Parler d'elle à la première personne lui demandait un gros effort de concentration, mais c'était absolument nécessaire pour rester sous couverture. Alors qu'elle s'approchait de la porte du couloir, une douleur perçante se fit ressentir au niveau de la fesse droite. De toute évidence, l'un des fonctionnaires présents venait de lui pincer le postérieur. Par chance, Elia arrivait tout juste et venait d'assister à l'incident, sans quoi Juvia aurait fait un massacre. La barmaid reconvertie en hôtesse se saisit vivement du coupable en entrant dans la pièce (tout fier un instant plus tôt, il ne faisait plus le malin en voyant l'air sévère de l'hôtesse qui le tenait). Juvia, nerveuse, avait reculé jusque derrière le chariot, haletante.

- Va chercher le vigile, lui intima Elia.

La jeune femme ne se le fit pas dire deux fois. Elle s'assura que le chariot était bloqué, et remonta jusqu'à l'avant du train, en quête d'Hiro. En arrivant sur la passerelle qui reliait le premier wagon au deuxième, elle s'interrompit un instant et regarda le paysage défiler sous ses yeux. De hautes haies barraient la vue de part et d'autre, et entre les nombreux trous de la végétation, elle pouvait voir la lande s'étendre. Elle reprit son chemin après quelques minutes de contemplation. Hiro se trouvait dans la voiture de l'équipage, et se leva immédiatement quand elle lui apprit que sa présence était réclamée dans le train.

Elia tenait toujours fermement le pervers, qui pâlit en voyant débarquer le vigile et sa face couverte de tatouages. Hiro fut mis au courant du méfait, et s'empara du pauvre fonctionnaire, qui passa un sale quart d'heure. Il regagna sa place avec un air effrayé, quelques minutes plus tard.
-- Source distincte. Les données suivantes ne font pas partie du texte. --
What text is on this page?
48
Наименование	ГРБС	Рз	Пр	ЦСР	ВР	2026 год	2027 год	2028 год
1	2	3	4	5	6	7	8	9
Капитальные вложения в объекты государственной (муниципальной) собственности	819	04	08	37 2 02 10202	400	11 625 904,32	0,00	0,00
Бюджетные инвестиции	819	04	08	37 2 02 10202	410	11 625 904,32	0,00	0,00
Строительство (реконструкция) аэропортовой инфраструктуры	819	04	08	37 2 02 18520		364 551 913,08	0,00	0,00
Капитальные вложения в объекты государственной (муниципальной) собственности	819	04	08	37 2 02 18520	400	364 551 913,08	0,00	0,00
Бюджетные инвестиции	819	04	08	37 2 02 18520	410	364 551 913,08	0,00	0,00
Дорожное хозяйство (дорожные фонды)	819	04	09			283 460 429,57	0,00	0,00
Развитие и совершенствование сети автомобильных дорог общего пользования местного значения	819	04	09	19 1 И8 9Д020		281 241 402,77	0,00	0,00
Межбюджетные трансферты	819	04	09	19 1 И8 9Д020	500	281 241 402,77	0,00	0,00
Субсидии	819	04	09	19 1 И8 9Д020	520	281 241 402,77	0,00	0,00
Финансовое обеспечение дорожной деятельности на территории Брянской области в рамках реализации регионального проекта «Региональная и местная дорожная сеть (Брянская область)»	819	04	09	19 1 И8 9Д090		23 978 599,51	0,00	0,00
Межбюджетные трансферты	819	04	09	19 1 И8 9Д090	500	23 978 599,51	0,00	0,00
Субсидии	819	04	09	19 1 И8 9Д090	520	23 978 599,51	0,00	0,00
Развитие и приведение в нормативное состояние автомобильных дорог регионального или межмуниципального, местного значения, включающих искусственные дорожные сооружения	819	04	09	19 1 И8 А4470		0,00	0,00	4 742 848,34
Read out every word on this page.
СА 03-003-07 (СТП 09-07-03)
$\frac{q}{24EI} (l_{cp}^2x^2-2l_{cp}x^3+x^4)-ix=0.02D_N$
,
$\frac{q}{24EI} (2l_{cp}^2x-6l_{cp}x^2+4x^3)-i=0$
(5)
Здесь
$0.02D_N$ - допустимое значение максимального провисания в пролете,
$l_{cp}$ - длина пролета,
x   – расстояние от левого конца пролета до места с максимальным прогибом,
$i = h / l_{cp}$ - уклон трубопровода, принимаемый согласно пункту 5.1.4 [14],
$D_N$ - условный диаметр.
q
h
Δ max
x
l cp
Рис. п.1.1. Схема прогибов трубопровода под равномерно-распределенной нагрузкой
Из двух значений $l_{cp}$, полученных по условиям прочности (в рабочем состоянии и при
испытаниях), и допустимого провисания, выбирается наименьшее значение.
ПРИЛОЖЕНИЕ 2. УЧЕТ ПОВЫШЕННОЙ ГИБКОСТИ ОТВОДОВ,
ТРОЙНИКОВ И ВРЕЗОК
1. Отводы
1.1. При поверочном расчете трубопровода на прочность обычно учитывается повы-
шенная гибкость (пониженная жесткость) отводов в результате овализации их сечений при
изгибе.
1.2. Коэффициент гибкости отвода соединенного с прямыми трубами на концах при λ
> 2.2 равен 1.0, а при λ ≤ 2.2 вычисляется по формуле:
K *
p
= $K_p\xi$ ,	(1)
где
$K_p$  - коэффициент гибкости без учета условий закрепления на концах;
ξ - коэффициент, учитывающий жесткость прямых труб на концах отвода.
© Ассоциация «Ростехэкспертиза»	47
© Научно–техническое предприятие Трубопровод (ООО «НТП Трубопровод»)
Quand Hiro partit avec le coupable pour lui inculquer quelques leçons de savoir-vivre, les deux hôtesses sortirent du compartiment. Elia plissa les yeux, et remarqua quelque chose qui n'allait pas.

- Je pense savoir ce qui a causé l'incident, dit-elle d'une voix presque amusée.

Juvia, elle, ne suivait pas, et le fit comprendre en haussant un sourcil. Elia lui fit signe de baisser les yeux. Le sort maléfique qui lui avait fait perdre de la poitrine commençait à s'estomper, et, bien que la pression n'était pas encore suffisante pour mettre à mal les boutons du chemisier, les deux pans de l'habit s'écartaient juste assez pour laisser deviner un sympathique aperçu (pour peu d'être dans l'angle) du soutien-gorge de Juvia, en l'occurrence un modèle simple qui remplissait son office tout en étant joliment décoré.

- J'ai oublié de te prévenir que les effets du sort peuvent s'estomper à tout moment, dit Elia. En principe, il y en a pour trois heures, mais comme la Nature a été presque trop gentille avec toi, ça peut durer un peu moins longtemps.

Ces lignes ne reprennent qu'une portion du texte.